2.26.2011

Wisconsin State Capitol Stairs

Wisconsin State Capitol Stairs, 2011.


John and I visited the State Capitol a few months ago to check out the Assembly Chambers as a possible wedding ceremony site. I hadn't been in any of the Capitol rooms since grade school field trips and barely remembered what they looked like. I'd read online that couples could use rooms in the Capitol for their ceremonies, and I knew at once that was where we'd get married.

I remember hearing once when I was younger and just starting to drive in the big, scary world on my own that all roads in Madison lead to the Capitol. It's sort of true; Madison is a concentrically designed city, with the Capitol as the center point and all major roads branching out from it like spokes on a wheel.

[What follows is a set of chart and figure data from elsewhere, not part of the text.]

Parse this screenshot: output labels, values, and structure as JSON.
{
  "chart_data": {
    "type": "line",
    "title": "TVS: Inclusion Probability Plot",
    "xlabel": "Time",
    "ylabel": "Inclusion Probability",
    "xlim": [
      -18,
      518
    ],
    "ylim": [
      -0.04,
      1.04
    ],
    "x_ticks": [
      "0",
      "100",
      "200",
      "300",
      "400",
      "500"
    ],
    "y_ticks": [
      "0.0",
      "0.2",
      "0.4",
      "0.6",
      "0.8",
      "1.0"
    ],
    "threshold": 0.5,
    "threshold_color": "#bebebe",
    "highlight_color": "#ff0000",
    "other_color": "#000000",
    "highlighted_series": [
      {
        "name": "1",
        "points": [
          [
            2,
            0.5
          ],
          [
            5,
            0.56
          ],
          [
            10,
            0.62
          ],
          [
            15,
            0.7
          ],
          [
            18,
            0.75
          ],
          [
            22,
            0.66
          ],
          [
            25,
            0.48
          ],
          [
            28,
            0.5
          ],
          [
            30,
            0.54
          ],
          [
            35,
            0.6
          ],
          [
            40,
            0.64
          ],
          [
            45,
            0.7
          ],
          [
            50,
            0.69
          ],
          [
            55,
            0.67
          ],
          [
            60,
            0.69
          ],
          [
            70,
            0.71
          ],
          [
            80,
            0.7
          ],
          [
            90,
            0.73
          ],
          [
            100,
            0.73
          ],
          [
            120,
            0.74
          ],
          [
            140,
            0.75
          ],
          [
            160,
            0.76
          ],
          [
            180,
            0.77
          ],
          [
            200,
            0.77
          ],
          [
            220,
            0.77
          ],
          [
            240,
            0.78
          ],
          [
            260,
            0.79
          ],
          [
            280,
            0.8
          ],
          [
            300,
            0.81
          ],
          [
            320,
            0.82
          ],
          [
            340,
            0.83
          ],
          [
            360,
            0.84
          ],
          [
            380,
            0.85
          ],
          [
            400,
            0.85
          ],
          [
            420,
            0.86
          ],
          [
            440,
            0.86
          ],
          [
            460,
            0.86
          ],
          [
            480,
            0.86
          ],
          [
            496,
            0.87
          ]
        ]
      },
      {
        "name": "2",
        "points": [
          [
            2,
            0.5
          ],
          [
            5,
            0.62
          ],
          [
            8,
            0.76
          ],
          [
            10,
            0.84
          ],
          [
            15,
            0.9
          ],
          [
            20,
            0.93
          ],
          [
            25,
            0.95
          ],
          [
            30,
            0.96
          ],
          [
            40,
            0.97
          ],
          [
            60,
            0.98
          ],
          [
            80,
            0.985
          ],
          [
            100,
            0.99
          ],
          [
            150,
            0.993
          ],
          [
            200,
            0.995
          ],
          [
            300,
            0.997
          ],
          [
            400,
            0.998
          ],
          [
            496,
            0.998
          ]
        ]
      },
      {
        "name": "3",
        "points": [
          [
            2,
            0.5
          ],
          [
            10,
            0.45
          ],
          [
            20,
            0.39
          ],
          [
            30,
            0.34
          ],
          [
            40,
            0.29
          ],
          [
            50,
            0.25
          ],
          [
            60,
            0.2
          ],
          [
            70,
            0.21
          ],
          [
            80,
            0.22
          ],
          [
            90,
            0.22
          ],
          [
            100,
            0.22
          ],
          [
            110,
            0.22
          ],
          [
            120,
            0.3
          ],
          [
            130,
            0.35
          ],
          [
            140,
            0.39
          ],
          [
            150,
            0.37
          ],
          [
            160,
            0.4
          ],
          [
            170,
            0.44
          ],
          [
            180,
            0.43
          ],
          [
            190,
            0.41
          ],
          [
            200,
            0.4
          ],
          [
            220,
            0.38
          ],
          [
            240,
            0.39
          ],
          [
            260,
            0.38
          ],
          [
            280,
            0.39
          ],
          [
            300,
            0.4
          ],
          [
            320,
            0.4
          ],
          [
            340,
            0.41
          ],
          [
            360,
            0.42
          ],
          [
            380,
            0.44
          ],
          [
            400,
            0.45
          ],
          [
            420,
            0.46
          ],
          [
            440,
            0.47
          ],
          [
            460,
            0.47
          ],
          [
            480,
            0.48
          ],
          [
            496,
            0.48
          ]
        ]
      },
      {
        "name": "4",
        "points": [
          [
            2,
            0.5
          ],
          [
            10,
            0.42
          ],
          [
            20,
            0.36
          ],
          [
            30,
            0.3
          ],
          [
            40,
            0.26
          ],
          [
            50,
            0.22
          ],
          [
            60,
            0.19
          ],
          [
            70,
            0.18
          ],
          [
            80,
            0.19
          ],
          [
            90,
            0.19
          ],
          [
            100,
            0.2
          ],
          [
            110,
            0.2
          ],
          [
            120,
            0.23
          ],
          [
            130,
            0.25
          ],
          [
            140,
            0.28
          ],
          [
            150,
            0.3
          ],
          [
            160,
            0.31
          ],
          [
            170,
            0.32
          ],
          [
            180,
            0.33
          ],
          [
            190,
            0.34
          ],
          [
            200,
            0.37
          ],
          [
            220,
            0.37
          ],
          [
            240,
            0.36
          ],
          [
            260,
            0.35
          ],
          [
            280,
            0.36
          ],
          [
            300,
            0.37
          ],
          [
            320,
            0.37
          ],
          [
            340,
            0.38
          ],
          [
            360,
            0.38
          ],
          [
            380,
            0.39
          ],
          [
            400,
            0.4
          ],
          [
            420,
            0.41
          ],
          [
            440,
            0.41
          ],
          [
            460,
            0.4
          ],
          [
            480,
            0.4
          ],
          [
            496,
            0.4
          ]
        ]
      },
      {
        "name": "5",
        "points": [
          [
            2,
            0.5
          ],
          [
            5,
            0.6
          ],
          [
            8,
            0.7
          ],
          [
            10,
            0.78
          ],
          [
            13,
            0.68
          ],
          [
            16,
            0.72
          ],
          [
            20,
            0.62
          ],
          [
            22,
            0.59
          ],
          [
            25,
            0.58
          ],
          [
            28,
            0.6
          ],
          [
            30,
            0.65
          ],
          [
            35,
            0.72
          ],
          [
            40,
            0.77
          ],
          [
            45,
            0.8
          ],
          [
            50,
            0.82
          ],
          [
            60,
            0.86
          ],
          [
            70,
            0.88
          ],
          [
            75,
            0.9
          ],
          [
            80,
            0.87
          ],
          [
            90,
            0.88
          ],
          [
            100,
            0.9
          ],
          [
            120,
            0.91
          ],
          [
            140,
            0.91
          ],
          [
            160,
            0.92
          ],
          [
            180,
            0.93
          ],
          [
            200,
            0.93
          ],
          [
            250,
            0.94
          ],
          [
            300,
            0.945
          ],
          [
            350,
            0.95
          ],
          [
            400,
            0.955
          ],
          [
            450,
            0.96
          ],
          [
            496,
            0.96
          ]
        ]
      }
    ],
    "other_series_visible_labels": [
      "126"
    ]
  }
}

But since I moved downtown, I've started to think about that phrase more and more in a philosophical sense. We are always around the Capitol - going out at night, restaurants, Farmers' Markets, getting from here to there. Even when we're not near it, it's a beacon on the skyline, and I always get a little shiver when it unexpectedly pops into view, towering brightly over everything else.

So it was only fitting that it was where John proposed, and it would be the location where we would hold our wedding ceremony, in the grandness of the Assembly Chambers.

A month or so after John and I woke up early on a Wednesday to visit the Capitol during business hours, the building was flooded with protestors, the drama unfolding on the national stage. Suddenly everyone, everyone was talking about the Madison Capitol building, the Assembly, the protests. A building that was virtually empty less than a month before was overflowing, bursting with people and noise and heat. After a frantic call from the Sergeant at Arms, we finally secured our date a month after we originally intended, which is fine. "I've worked here for 14 years," he told me on the phone, "and I've never seen anything like this."

I assured him I was fine with it, that we didn't have our hearts set on the date but we were not willing to compromise on the location.

The photo above was taken on our first visit to the Assembly Chambers, long before Scott Walker made his announcement, long before the protestors came in droves. I was attracted to the scrollwork on the stairs, the lines and framing, the attention to detail.